New entry and licensing requirements for SMSF auditors and accountants from July 1 will likely result in many funds being wound up, according to industry consultant John Wiseman.
Wiseman noted that, as at December 2015, SMSFs represented 30% of the $2 trillion superannuation sector and 550,000 members. Describing the idea of amateur do-it-yourself investing as "fanciful," he added that many investors are dependent on low-cost discount SMSF establishment and administration services.
"I can only see an ocean of trouble for those that have elected for the cheap offering over professional qualified advice that is provided by specialist financial planners," he said.
He said that many SMSF accountants still haven't applied for their Australian financial services licence, which will make continuing to provide SMSF advice after July 1 increasingly difficult.
Coupled with the higher entry requirements for SMSF auditors and higher audit fees coming into effect at the same time, and Wiseman predicts many SMSF trustees will re-evaluate whether the self-managed model is as cost-effective as they thought.
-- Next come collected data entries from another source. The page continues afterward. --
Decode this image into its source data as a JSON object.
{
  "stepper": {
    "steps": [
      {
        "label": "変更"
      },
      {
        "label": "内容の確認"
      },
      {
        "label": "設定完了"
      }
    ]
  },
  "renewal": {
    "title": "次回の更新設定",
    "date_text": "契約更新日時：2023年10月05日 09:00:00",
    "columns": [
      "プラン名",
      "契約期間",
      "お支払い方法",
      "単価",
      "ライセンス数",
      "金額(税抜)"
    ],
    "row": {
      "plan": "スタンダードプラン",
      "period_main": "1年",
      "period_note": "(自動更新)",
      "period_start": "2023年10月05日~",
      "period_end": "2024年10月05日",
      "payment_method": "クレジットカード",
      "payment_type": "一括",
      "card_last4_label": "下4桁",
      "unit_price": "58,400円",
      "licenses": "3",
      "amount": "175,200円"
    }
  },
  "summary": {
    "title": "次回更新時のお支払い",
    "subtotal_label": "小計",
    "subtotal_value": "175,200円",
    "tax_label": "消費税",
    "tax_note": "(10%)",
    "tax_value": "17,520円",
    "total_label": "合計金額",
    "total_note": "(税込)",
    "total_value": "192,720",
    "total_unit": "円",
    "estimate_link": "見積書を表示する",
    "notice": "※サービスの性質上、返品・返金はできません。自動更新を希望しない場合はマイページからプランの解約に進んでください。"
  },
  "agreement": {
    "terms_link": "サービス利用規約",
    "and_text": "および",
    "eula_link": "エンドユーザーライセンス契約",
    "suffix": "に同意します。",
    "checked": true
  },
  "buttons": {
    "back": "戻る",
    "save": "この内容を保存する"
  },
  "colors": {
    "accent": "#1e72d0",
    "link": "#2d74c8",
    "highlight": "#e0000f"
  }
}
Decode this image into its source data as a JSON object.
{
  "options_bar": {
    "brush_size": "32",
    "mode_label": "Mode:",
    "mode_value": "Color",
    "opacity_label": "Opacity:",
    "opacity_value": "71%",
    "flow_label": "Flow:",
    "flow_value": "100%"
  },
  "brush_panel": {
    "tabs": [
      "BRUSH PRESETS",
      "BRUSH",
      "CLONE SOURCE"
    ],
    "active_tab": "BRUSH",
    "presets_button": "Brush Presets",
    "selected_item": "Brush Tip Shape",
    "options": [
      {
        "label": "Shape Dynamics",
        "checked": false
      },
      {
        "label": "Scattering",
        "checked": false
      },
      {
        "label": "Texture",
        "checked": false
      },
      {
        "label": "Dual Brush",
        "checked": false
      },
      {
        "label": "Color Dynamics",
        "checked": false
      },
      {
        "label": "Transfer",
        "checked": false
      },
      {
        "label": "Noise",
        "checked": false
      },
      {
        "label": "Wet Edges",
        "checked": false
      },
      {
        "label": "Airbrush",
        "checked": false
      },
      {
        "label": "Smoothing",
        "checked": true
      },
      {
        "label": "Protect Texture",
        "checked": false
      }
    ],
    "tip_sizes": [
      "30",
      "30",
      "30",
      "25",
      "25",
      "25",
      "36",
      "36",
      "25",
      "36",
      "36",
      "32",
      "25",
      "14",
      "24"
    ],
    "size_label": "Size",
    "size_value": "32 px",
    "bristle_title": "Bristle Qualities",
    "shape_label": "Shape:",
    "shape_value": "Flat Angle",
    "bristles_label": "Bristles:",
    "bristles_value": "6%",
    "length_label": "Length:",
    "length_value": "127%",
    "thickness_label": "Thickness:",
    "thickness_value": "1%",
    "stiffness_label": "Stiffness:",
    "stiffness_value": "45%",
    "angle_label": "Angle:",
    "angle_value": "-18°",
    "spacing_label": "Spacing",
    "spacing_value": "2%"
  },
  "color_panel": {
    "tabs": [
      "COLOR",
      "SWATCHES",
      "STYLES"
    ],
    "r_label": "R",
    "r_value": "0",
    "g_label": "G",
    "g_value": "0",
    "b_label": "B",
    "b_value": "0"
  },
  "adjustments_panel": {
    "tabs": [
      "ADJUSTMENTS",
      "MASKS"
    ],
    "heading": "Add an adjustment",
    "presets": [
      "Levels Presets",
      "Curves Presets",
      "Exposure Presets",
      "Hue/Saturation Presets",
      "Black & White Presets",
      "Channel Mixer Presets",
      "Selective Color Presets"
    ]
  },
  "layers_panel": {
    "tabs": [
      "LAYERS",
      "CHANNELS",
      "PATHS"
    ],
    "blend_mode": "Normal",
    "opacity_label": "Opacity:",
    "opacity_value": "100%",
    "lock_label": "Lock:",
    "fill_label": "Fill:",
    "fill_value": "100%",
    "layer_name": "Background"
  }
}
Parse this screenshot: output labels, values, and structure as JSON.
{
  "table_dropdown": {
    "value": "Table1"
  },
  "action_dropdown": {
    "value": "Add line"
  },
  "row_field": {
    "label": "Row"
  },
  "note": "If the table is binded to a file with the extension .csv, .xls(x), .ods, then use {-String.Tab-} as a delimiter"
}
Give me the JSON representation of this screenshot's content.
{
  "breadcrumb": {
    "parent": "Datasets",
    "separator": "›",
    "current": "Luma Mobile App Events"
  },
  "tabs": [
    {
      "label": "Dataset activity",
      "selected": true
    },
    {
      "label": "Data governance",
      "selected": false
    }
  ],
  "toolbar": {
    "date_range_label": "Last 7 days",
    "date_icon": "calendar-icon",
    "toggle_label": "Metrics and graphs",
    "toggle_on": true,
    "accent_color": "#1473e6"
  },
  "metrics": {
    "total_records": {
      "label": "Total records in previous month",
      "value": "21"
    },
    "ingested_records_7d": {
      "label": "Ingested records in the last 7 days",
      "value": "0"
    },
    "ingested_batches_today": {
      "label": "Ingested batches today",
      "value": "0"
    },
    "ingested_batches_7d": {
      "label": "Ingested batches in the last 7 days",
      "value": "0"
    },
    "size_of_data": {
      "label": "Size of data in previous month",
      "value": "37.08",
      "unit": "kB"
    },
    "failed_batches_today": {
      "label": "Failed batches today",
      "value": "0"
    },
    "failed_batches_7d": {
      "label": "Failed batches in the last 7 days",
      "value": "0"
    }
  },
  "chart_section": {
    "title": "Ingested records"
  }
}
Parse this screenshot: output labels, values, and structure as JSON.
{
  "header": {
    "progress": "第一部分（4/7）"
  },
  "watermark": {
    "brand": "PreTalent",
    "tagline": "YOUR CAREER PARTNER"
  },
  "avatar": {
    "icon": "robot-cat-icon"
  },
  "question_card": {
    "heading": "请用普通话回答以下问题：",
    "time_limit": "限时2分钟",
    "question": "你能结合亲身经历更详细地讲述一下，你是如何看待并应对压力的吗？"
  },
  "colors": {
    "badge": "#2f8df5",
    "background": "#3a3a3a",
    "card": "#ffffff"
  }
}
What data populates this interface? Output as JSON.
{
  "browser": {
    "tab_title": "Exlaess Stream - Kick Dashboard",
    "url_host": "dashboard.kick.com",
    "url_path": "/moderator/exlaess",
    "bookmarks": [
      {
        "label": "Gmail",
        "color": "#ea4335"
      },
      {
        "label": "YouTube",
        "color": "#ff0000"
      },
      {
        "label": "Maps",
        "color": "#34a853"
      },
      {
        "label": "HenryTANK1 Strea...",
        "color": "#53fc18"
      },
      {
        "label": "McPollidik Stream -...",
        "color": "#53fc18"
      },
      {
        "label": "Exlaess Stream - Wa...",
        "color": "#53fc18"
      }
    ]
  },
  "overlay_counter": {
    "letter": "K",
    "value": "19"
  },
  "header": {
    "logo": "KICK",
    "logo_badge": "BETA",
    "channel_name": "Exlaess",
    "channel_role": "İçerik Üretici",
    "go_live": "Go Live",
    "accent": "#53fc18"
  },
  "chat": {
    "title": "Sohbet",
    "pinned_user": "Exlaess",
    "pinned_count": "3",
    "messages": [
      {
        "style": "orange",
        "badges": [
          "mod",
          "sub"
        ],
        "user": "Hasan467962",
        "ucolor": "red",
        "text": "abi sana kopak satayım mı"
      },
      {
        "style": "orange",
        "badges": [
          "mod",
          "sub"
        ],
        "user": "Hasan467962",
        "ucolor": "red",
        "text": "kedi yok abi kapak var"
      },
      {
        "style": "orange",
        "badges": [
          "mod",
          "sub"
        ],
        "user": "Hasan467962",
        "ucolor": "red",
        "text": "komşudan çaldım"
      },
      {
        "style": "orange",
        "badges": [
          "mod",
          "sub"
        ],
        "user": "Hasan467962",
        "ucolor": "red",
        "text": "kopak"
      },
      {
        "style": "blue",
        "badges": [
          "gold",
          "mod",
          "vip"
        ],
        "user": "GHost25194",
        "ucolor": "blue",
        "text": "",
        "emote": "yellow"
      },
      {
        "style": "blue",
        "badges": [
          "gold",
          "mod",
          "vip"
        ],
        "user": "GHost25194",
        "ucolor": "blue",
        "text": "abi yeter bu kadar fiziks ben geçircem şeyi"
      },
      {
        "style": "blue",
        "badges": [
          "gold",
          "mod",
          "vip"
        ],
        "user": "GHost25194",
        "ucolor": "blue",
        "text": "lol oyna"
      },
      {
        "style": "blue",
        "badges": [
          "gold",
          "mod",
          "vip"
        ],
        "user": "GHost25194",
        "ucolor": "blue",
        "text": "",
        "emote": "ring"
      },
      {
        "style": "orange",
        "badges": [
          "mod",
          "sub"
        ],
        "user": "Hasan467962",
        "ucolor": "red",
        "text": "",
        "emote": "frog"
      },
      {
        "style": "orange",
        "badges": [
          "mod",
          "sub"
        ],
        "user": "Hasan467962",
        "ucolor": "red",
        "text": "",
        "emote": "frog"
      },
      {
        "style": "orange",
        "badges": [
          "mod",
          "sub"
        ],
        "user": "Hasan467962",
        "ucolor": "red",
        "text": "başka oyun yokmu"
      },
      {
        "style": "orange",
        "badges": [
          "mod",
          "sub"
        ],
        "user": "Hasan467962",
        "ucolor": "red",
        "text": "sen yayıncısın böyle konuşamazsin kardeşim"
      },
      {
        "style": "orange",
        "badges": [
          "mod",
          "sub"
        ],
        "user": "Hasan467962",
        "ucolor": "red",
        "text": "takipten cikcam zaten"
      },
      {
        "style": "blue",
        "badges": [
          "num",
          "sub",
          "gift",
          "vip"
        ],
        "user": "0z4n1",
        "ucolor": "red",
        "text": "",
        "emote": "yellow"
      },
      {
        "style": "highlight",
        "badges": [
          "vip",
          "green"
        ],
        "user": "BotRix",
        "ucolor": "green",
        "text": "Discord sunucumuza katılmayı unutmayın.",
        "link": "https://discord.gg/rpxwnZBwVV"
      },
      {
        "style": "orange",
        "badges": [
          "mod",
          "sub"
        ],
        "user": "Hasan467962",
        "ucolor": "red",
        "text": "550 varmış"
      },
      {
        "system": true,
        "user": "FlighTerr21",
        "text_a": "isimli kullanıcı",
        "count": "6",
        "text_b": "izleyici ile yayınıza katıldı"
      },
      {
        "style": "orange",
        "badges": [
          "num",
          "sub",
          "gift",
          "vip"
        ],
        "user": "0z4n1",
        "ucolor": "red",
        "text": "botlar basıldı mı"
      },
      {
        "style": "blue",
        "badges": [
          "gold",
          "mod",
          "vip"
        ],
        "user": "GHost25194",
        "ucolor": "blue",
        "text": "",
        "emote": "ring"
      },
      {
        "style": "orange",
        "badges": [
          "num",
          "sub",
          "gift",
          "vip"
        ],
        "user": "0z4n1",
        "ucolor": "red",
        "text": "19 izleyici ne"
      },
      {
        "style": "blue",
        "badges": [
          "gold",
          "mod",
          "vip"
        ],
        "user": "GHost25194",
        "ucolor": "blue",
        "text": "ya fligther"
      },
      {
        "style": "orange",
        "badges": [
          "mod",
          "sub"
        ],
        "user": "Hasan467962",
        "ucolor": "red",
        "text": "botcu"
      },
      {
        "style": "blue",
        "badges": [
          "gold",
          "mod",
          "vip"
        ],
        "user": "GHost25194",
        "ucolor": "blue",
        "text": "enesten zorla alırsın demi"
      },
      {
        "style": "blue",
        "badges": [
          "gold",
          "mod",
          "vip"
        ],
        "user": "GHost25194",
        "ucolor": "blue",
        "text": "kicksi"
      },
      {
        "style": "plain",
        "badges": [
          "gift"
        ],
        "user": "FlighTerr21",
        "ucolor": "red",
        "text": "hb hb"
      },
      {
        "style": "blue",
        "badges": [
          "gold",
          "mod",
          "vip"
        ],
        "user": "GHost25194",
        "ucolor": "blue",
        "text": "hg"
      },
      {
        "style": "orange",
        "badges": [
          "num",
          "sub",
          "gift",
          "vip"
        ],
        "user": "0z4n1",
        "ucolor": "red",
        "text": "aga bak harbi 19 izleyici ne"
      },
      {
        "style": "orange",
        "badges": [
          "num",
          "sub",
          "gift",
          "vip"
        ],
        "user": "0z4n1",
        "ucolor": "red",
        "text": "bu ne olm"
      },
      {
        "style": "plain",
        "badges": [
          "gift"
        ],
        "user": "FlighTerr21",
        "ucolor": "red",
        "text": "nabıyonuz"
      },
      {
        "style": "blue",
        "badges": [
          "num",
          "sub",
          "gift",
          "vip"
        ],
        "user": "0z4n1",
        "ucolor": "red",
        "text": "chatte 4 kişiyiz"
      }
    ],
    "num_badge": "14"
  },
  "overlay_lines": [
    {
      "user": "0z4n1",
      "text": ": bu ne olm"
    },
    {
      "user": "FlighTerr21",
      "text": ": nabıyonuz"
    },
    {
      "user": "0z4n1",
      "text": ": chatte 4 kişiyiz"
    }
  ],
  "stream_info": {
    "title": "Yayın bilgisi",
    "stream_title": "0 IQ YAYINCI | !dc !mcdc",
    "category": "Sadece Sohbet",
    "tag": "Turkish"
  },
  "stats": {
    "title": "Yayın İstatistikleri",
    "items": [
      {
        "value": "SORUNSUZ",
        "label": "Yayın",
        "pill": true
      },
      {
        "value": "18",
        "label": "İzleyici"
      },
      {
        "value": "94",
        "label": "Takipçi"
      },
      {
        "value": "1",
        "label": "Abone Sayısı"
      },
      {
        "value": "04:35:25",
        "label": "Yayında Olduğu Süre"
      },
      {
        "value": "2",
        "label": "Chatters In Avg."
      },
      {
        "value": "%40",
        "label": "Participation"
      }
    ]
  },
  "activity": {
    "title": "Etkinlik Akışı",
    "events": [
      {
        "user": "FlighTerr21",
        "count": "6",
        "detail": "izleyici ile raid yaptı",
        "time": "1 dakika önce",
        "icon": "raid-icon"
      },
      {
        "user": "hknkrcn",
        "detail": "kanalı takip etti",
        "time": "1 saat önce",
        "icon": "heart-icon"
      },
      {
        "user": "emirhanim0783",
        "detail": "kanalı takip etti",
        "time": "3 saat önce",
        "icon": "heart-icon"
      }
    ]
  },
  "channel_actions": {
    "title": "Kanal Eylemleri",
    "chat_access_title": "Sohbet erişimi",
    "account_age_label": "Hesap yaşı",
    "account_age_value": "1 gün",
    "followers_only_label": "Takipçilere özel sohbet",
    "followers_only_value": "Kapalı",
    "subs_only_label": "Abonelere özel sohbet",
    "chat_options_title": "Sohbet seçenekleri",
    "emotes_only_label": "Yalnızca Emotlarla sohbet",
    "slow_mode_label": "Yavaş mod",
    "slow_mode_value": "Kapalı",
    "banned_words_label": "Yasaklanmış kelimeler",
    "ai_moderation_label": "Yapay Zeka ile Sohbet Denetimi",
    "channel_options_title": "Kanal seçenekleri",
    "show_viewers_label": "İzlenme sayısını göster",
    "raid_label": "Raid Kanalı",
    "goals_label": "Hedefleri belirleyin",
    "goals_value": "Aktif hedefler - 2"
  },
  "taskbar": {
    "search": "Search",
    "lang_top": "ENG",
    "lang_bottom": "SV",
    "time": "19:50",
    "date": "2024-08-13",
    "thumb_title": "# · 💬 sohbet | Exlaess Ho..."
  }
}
"The era of the amateur DIY SMSF is rapidly coming to a close as the sheer size of SMSFs as a percentage of Australia's pool of retirement savings demanded a professional approach to the provision of advice and related services," he said.
"The winners in the new era will be specialist financial planners and professional accounting practices that have reengineered their businesses and service offerings. But in the end, the real winners will be the Australian consumers and national economy."